The line table stores (bytecode-delta, line-delta) pairs as varints, one entry per instruction group. The decoder keeps a cursor struct (PyCodeAddressRange) that advances lazily, so co_firstlineno + accumulated_delta gives the source line for any instruction offset in O(n) total.

// Objects/codeobject.c:420 _PyLineTable_NextAddressRange
static int
scan_varint(const uint8_t *ptr, unsigned int *read_p)
{
unsigned int read = *ptr++;
unsigned int val = read & 63;
unsigned int shift = 0;
while (read & 64) {
read = *ptr++;
shift += 6;
val |= (read & 63) << shift;
}
*read_p = (unsigned int)(ptr - (ptr - 1));
return val;
}

co_code_adaptive and tier-1 quickening

The canonical bytecode in co_code is read-only once created.
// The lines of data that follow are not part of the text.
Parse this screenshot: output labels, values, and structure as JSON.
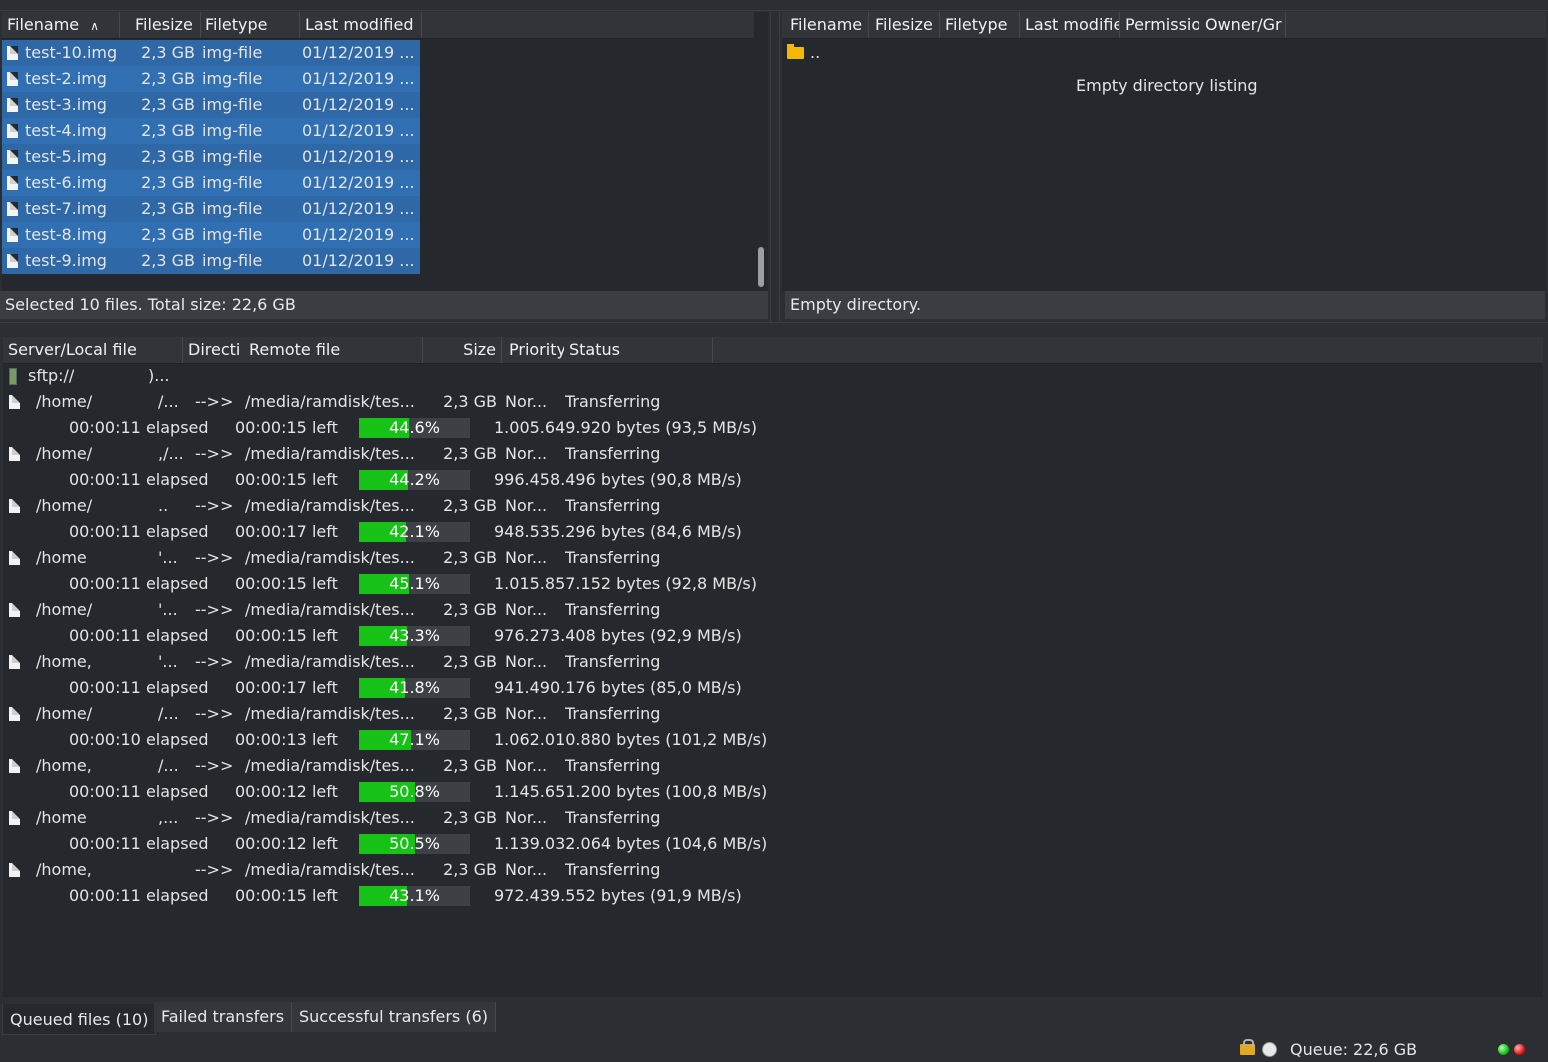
{
  "local_pane": {
    "headers": [
      "Filename",
      "Filesize",
      "Filetype",
      "Last modified"
    ],
    "files": [
      {
        "name": "test-10.img",
        "size": "2,3 GB",
        "type": "img-file",
        "modified": "01/12/2019 ..."
      },
      {
        "name": "test-2.img",
        "size": "2,3 GB",
        "type": "img-file",
        "modified": "01/12/2019 ..."
      },
      {
        "name": "test-3.img",
        "size": "2,3 GB",
        "type": "img-file",
        "modified": "01/12/2019 ..."
      },
      {
        "name": "test-4.img",
        "size": "2,3 GB",
        "type": "img-file",
        "modified": "01/12/2019 ..."
      },
      {
        "name": "test-5.img",
        "size": "2,3 GB",
        "type": "img-file",
        "modified": "01/12/2019 ..."
      },
      {
        "name": "test-6.img",
        "size": "2,3 GB",
        "type": "img-file",
        "modified": "01/12/2019 ..."
      },
      {
        "name": "test-7.img",
        "size": "2,3 GB",
        "type": "img-file",
        "modified": "01/12/2019 ..."
      },
      {
        "name": "test-8.img",
        "size": "2,3 GB",
        "type": "img-file",
        "modified": "01/12/2019 ..."
      },
      {
        "name": "test-9.img",
        "size": "2,3 GB",
        "type": "img-file",
        "modified": "01/12/2019 ..."
      }
    ],
    "status": "Selected 10 files. Total size: 22,6 GB"
  },
  "remote_pane": {
    "headers": [
      "Filename",
      "Filesize",
      "Filetype",
      "Last modifie",
      "Permissio",
      "Owner/Gr"
    ],
    "parent_dir": "..",
    "empty_message": "Empty directory listing",
    "status": "Empty directory."
  },
  "queue": {
    "headers": [
      "Server/Local file",
      "Directi",
      "Remote file",
      "Size",
      "Priority",
      "Status"
    ],
    "server": "sftp://",
    "server_suffix": ")...",
    "transfers": [
      {
        "local": "/home/",
        "local_tail": "/...",
        "direction": "-->>",
        "remote": "/media/ramdisk/tes...",
        "size": "2,3 GB",
        "priority": "Nor...",
        "status": "Transferring",
        "elapsed": "00:00:11 elapsed",
        "left": "00:00:15 left",
        "percent": 44.6,
        "percent_label": "44.6%",
        "bytes": "1.005.649.920 bytes (93,5 MB/s)"
      },
      {
        "local": "/home/",
        "local_tail": ",/...",
        "direction": "-->>",
        "remote": "/media/ramdisk/tes...",
        "size": "2,3 GB",
        "priority": "Nor...",
        "status": "Transferring",
        "elapsed": "00:00:11 elapsed",
        "left": "00:00:15 left",
        "percent": 44.2,
        "percent_label": "44.2%",
        "bytes": "996.458.496 bytes (90,8 MB/s)"
      },
      {
        "local": "/home/",
        "local_tail": "..",
        "direction": "-->>",
        "remote": "/media/ramdisk/tes...",
        "size": "2,3 GB",
        "priority": "Nor...",
        "status": "Transferring",
        "elapsed": "00:00:11 elapsed",
        "left": "00:00:17 left",
        "percent": 42.1,
        "percent_label": "42.1%",
        "bytes": "948.535.296 bytes (84,6 MB/s)"
      },
      {
        "local": "/home",
        "local_tail": "'...",
        "direction": "-->>",
        "remote": "/media/ramdisk/tes...",
        "size": "2,3 GB",
        "priority": "Nor...",
        "status": "Transferring",
        "elapsed": "00:00:11 elapsed",
        "left": "00:00:15 left",
        "percent": 45.1,
        "percent_label": "45.1%",
        "bytes": "1.015.857.152 bytes (92,8 MB/s)"
      },
      {
        "local": "/home/",
        "local_tail": "'...",
        "direction": "-->>",
        "remote": "/media/ramdisk/tes...",
        "size": "2,3 GB",
        "priority": "Nor...",
        "status": "Transferring",
        "elapsed": "00:00:11 elapsed",
        "left": "00:00:15 left",
        "percent": 43.3,
        "percent_label": "43.3%",
        "bytes": "976.273.408 bytes (92,9 MB/s)"
      },
      {
        "local": "/home,",
        "local_tail": "'...",
        "direction": "-->>",
        "remote": "/media/ramdisk/tes...",
        "size": "2,3 GB",
        "priority": "Nor...",
        "status": "Transferring",
        "elapsed": "00:00:11 elapsed",
        "left": "00:00:17 left",
        "percent": 41.8,
        "percent_label": "41.8%",
        "bytes": "941.490.176 bytes (85,0 MB/s)"
      },
      {
        "local": "/home/",
        "local_tail": "/...",
        "direction": "-->>",
        "remote": "/media/ramdisk/tes...",
        "size": "2,3 GB",
        "priority": "Nor...",
        "status": "Transferring",
        "elapsed": "00:00:10 elapsed",
        "left": "00:00:13 left",
        "percent": 47.1,
        "percent_label": "47.1%",
        "bytes": "1.062.010.880 bytes (101,2 MB/s)"
      },
      {
        "local": "/home,",
        "local_tail": "/...",
        "direction": "-->>",
        "remote": "/media/ramdisk/tes...",
        "size": "2,3 GB",
        "priority": "Nor...",
        "status": "Transferring",
        "elapsed": "00:00:11 elapsed",
        "left": "00:00:12 left",
        "percent": 50.8,
        "percent_label": "50.8%",
        "bytes": "1.145.651.200 bytes (100,8 MB/s)"
      },
      {
        "local": "/home",
        "local_tail": ",...",
        "direction": "-->>",
        "remote": "/media/ramdisk/tes...",
        "size": "2,3 GB",
        "priority": "Nor...",
        "status": "Transferring",
        "elapsed": "00:00:11 elapsed",
        "left": "00:00:12 left",
        "percent": 50.5,
        "percent_label": "50.5%",
        "bytes": "1.139.032.064 bytes (104,6 MB/s)"
      },
      {
        "local": "/home,",
        "local_tail": "",
        "direction": "-->>",
        "remote": "/media/ramdisk/tes...",
        "size": "2,3 GB",
        "priority": "Nor...",
        "status": "Transferring",
        "elapsed": "00:00:11 elapsed",
        "left": "00:00:15 left",
        "percent": 43.1,
        "percent_label": "43.1%",
        "bytes": "972.439.552 bytes (91,9 MB/s)"
      }
    ]
  },
  "tabs": [
    "Queued files (10)",
    "Failed transfers",
    "Successful transfers (6)"
  ],
  "statusbar": {
    "queue": "Queue: 22,6 GB",
    "icons": [
      "lock-icon",
      "speed-limit-icon",
      "green-led-icon",
      "red-led-icon"
    ]
  },
  "colors": {
    "selection": "#2f6aa8",
    "progress_fill": "#16c216",
    "folder": "#f5b800"
  }
}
When the specialising interpreter wants to rewrite an opcode (e.g. LOAD_ATTR to LOAD_ATTR_SLOT), it copies the array into co_code_adaptive on first write and patches only that copy. The original stays intact for pickling and dis.

// Objects/codeobject.c:820 _PyCode_MakeWritable
if (code->co_code_adaptive == NULL) {
code->co_code_adaptive = PyMem_Malloc(code_len);
memcpy(code->co_code_adaptive, PyBytes_AS_STRING(code->co_code), code_len);
}

Code watchers receive a PY_CODE_EVENT_DESTROY notification just before the adaptive array is freed, giving JIT compilers a chance to evict cached machine code.

gopy notes

The Go equivalent lives in compile/compiler.go as CodeObject. The co_linetable encoding is reproduced in compile/flowgraph.go emitLineTable, which walks the instruction list and emits varint deltas in the same format. co_code_adaptive has no direct equivalent yet. The tier-1 specialiser (_PyCode_Quicken) is intentionally deferred: gopy runs the standard opcode dispatch loop and does not mutate bytecode in place.

Code watchers are not ported. The hook registration API (PyCode_AddWatcher) is marked pending in the v0.12.1 scope.